The comments reflect the Trump administration’s renewed “maximum pressure” strategy against Iran, which Graham framed in stark ideological terms as a struggle between “light” and “darkness”.
The senator warned that if the “religious Nazi regime” in Tehran survives, it would imperil the Abraham Accords, which have faced severe strain during the grinding war in Gaza but remain intact.
The UAE became the first Gulf Arab state to establish full diplomatic relations with Israel in September 2020, a US-brokered deal that shattered a decades-old Arab consensus that normalisation should only follow a resolution to the Palestinian issue.
While Abu Dhabi has maintained ties with Israel throughout the Gaza conflict, it has become increasingly critical of Israeli military operations, with officials warning that moves toward annexing the occupied West Bank would cross a “red line”.
Riyadh rivalry
Graham said he was travelling next to Saudi Arabia to meet Crown Prince Mohammed bin Salman, praising the kingdom’s “Vision 2030” reform agenda.
The itinerary highlights Washington’s delicate balancing act between its two primary Gulf Arab partners, whose relationship has deteriorated sharply in recent years.
Once close allies, Riyadh and Abu Dhabi have increasingly competed for geopolitical and economic dominance, from clashes over oil output quotas at OPEC+ to a proxy struggle for influence in Yemen and the Horn of Africa.
Tensions flared visibly last month following reported skirmishes between UAE-backed separatist forces and Saudi-aligned troops in southern Yemen, though both sides have since sought to de-escalate.

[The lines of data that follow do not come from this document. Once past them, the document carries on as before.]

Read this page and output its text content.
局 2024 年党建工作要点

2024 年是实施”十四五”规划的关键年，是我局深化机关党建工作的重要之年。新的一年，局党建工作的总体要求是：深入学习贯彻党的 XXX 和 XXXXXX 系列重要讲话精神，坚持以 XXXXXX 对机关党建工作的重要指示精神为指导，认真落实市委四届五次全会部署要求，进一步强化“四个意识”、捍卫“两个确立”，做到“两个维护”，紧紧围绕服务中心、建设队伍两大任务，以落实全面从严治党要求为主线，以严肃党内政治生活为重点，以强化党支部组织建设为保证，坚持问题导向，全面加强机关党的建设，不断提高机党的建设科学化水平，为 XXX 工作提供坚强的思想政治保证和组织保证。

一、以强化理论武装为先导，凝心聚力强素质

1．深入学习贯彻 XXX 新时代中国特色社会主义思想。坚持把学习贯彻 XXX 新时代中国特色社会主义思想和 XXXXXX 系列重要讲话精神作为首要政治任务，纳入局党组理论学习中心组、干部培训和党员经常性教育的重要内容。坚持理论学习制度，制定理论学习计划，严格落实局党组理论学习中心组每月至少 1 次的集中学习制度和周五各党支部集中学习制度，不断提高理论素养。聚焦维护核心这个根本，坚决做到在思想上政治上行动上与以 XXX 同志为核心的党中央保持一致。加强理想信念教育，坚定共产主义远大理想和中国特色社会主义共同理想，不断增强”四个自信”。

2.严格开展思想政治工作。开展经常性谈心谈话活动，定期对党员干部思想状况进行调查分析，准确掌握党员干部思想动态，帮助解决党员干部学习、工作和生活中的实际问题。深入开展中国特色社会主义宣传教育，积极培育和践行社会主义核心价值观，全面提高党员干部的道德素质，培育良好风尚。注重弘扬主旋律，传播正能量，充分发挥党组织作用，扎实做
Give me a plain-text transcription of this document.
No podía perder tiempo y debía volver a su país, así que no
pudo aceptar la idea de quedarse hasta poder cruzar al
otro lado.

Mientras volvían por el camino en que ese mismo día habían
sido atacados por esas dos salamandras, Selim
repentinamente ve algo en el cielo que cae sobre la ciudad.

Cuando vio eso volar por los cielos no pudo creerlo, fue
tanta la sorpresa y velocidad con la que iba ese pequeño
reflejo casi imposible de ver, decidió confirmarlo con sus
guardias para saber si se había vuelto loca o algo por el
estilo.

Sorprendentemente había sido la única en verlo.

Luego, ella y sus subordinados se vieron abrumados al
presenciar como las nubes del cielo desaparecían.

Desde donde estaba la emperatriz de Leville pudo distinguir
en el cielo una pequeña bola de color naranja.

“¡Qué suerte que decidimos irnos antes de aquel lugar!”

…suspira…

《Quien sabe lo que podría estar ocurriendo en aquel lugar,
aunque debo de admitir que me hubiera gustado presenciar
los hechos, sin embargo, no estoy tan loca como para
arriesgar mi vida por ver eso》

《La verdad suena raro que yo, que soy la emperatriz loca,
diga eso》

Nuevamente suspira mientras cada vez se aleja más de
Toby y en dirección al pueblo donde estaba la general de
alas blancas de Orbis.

Economic rivalry is also heating up, with Saudi Arabia pressuring multinational firms to move their regional headquarters to Riyadh or risk losing government contracts—a direct challenge to Dubai’s status as the Middle East’s business hub.
Graham, however, sought to bridge the divide, explicitly linking the Emirati vision with the Saudi crown prince’s reform plans as a unified model for the region that would be “great for America”.
“The forces that are merging here recently are trying to undercut the movement toward the light,” Graham said, without naming specific actors. “You do so at your own peril.”
The senator’s unusually blunt defence of the Emirati leader underscored how sensitive leadership optics have become in the Gulf, where diplomatic stability is often intertwined with the personal health and standing of ruling monarchs.
Sheikh Mohamed, widely known as MBZ, has been the de facto ruler of the UAE for years before formally becoming president in 2022 following the death of his half-brother, Sheikh Khalifa. He is viewed in Washington as a linchpin of US security architecture in the Middle East.